Charity Miles turns your workout into a charitable donation

This free app for Android and iOS lets you earn money for worthy causes when you walk, bike, or run.

Pick a charity, then start walking, running, or biking. When you're done, you'll have the satisfaction of knowing you made two contributions (one to yourself, one to a worthy cause).
Pick a charity, then start walking, running, or biking. When you're done, you'll have the satisfaction of knowing you made two contributions: one to yourself, one to a worthy cause. Screenshot by Rick Broida/CNET

Need some extra motivation to get off the couch and lace up the ol' running shoes? If losing weight and improving your health won't do the trick, how about helping those in need?

Charity Miles is a free app (Android|iOS) that donates money to charity based on your physical activity: walking, biking, or running. In other words, instead of merely exercising for yourself, now you're exercising for others.

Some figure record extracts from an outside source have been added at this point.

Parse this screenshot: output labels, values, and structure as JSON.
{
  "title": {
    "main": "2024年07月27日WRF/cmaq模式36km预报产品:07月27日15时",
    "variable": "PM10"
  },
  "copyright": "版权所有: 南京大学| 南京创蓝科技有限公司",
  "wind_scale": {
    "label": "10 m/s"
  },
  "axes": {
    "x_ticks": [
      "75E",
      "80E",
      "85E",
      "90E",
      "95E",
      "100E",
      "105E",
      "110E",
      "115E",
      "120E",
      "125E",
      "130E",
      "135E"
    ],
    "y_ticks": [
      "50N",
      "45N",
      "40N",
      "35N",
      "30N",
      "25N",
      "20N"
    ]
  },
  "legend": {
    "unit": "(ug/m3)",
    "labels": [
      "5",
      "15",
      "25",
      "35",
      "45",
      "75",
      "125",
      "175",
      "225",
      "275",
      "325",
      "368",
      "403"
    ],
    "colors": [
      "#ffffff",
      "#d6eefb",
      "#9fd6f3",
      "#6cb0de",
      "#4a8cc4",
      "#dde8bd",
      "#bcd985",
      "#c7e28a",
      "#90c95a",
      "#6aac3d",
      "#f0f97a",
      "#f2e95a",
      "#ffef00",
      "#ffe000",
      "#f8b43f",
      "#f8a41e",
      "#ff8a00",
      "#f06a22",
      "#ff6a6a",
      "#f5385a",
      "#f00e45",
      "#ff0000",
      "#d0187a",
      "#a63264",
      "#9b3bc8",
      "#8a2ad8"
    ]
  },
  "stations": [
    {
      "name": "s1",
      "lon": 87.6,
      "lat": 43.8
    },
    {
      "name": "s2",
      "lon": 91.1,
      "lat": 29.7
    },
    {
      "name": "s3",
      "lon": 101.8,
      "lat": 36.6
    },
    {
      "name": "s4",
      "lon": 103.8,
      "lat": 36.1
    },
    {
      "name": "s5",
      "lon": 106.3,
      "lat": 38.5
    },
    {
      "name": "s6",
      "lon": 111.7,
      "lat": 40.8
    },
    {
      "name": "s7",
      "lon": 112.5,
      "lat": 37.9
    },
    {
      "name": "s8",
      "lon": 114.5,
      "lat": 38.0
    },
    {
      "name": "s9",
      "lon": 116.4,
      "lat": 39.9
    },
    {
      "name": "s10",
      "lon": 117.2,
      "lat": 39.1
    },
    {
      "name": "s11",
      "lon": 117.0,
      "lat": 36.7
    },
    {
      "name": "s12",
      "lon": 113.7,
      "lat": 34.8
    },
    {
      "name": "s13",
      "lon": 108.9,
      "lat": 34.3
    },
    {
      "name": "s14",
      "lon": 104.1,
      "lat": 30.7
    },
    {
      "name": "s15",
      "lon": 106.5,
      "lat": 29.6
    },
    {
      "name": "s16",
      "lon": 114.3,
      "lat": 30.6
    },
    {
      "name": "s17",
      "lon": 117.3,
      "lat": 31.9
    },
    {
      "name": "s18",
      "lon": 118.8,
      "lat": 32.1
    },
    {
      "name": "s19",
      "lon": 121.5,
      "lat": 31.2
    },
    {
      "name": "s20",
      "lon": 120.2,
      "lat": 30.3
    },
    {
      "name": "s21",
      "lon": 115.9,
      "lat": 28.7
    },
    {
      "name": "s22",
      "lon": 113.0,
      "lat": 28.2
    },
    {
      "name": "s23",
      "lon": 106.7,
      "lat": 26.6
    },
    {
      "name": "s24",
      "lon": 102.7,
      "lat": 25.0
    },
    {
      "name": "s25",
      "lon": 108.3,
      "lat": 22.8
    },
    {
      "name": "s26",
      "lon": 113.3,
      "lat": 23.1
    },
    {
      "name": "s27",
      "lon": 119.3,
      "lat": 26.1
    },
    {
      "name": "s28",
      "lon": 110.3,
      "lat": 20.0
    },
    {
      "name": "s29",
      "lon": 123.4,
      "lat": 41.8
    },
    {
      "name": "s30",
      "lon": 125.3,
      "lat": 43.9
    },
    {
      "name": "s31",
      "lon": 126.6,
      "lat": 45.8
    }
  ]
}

The app is a basic distance monitor that relies on your phone's GPS to track your mileage. You simply choose from the three possible activities, then swipe to select from a variety of very worthy causes: Autism Speaks, Feeding America, The Michael J. Fox Foundation, Stand Up to Cancer, and so on.

Charity Miles is funded by various corporate partners who, together, have pooled $1 million. Your goal: get moving to help drain that entire pool (in the direction of charities, that is).

What's nice is that you can run the app even when you're not expressly exercising, like when you hoof it from work to the train station, take the dog out for a stroll, or even just enjoy a leisurely bike ride. The only goal here is distance; the more you log, the more gets donated. (Bikers earn 10 cents per mile; walkers and runners, 25 cents.) Alas, it lacks support for treadmills and other stationary exercisers. If you want to contribute, you'll have to log actual miles.

I tested the iOS version of the app, which has no built-in music controls or any other RunKeeper -style features, though you can certainly listen to music while using it. Although the tracking seemed to work well enough, I couldn't get it to share my results on Facebook. Hopefully the developers will iron out this bug, as half the goal here would seem to be spreading the word about the app.

As CNET's Danny Sullivan recently discovered, the whole "quantified self" thing doesn't always work as a motivating force. But maybe the motivation you need is helping others. Once you start using Charity Miles, it's awfully hard to stop.